Depois da inicial fase punk, a última versão musical da canadiana é a de um eletro trash metal que veste couro (pouco) e toca guitarra "flying V". Suportada por um conjunto de bailarinas que se podiam chamar de "She-Kiss", houve partes do espetáculo de Peaches que fizeram lembrar uma versão maligna e metálica do videoclip "Addicted to Love", de Robert Palmer, com muitas poses sexuais e libido à solta.
Peaches não tem pudor, nem filtros. Terminou "Vaginoplasty" apenas de cuecas e ladeada por duas vaginas dançantes. É uma provocadora nata que aos 55 anos - que ninguém lhe daria - não mostra sinais de abrandar. Pelo contrário, parece estar cada vez mais indiferente ao que as pessoas pensam. Ainda bem para ela. E também para nós.
A eterna juventude dos Ornatos e a dança sorridente e soalheira de Moullinex
Os Ornatos Violeta acabaram há 20 anos, mas, de regresso em regresso, parece que nunca deixaram de andar por aí. Peixe já tem pouco cabelo e Manuel Cruz ostenta uma barba grisalha. Porém, em cima do palco continuam com uma juventude invejável. O franzino Manuel correu, saltou e até surfou pelo meio do público. Teve um deslize em "Um dia mau" ao não arrancar quando devia para o refrão. "Fodi tudo", admitiu. Ninguém se importou.
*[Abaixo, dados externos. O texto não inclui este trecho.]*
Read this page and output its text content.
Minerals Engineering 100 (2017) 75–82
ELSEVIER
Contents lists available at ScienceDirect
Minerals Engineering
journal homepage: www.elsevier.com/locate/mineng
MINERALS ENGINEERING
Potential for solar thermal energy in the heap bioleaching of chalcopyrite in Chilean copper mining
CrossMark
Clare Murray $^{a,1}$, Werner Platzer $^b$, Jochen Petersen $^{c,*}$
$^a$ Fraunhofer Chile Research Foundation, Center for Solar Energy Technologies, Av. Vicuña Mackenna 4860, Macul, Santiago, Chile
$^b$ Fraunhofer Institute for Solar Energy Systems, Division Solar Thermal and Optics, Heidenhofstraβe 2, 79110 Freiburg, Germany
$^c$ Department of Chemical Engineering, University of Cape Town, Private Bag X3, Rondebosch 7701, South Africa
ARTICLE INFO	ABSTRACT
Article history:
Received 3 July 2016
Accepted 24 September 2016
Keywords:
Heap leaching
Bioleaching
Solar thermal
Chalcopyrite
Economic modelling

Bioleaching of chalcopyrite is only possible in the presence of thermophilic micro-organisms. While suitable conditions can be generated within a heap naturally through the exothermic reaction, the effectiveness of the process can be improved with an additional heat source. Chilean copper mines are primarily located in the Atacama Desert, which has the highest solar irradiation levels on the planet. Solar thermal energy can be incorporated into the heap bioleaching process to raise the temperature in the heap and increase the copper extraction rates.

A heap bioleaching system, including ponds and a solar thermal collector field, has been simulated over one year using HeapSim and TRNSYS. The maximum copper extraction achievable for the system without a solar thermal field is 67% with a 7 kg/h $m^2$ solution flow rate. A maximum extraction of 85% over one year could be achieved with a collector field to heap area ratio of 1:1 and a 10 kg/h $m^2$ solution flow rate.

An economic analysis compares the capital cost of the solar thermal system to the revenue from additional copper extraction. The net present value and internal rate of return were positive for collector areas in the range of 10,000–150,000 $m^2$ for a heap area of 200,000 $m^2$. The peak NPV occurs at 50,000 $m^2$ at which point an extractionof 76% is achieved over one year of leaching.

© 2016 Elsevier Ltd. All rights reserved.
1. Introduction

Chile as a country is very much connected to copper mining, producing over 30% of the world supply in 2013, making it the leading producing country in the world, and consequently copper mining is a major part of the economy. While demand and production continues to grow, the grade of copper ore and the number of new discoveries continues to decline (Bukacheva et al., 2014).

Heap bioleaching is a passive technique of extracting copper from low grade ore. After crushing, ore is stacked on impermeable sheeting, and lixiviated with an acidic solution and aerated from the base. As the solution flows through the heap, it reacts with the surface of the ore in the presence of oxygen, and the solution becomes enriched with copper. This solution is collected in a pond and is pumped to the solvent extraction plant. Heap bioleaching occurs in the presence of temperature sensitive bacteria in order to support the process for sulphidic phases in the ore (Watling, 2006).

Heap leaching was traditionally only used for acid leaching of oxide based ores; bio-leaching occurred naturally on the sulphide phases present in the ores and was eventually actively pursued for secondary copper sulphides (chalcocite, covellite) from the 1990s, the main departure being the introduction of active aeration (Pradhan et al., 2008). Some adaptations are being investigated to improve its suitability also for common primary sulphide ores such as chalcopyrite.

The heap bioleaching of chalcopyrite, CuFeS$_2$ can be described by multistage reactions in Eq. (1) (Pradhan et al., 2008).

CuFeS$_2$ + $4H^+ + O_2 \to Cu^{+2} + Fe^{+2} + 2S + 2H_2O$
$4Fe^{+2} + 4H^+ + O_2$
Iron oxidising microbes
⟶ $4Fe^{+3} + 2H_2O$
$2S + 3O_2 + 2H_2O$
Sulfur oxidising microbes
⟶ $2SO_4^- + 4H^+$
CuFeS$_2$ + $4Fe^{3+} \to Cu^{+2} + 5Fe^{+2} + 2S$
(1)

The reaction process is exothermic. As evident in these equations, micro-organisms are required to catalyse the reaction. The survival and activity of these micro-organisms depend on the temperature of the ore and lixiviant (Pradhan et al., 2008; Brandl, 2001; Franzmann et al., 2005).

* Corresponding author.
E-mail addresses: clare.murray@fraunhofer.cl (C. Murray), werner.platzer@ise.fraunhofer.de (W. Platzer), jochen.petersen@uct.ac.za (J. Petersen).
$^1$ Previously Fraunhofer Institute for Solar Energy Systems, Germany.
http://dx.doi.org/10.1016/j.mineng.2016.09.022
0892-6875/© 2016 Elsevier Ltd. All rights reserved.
Foi mais um concerto energético e poderoso que tirou os clássicos do armário. Apesar de ainda não terem lançado nenhum trabalho este século, os Ornatos continuam com uma grande legião de fãs. São de todas as idades e sabem praticamente todas as músicas de cor. Assim sendo, será que vale a pena arriscar novidades quanto o que há ainda tem tanta saída? Até agora parece que não.
Antes, ao aproximar-se o final da tarde, o público do Kalorama foi confrontado com duas escolhas: o pop doce e apaixonado dos Grand Pulsar no palco Futura ou um live set de Moullinex com bateria e teclas no palco Colina. A maioria optou por este último e o topo da colina encheu-se de muitos sorrisos soalheiros e muita dança para um excelente fim-de-tarde.
Nove horas depois de Tiago Bettencourt ter subido ao palco para receber os festivaleiros, pontualmente às 2 horas da manhã o Kalorama deu por terminada a sua edição estreia. Ficaram para trás três dias de música, com quase 40 concertos e 112 mil espetadores. A próxima edição já está garantida para os dias 31 de agosto e 1 e 2 de setembro. Será em Lisboa, só falta saber o local em concreto.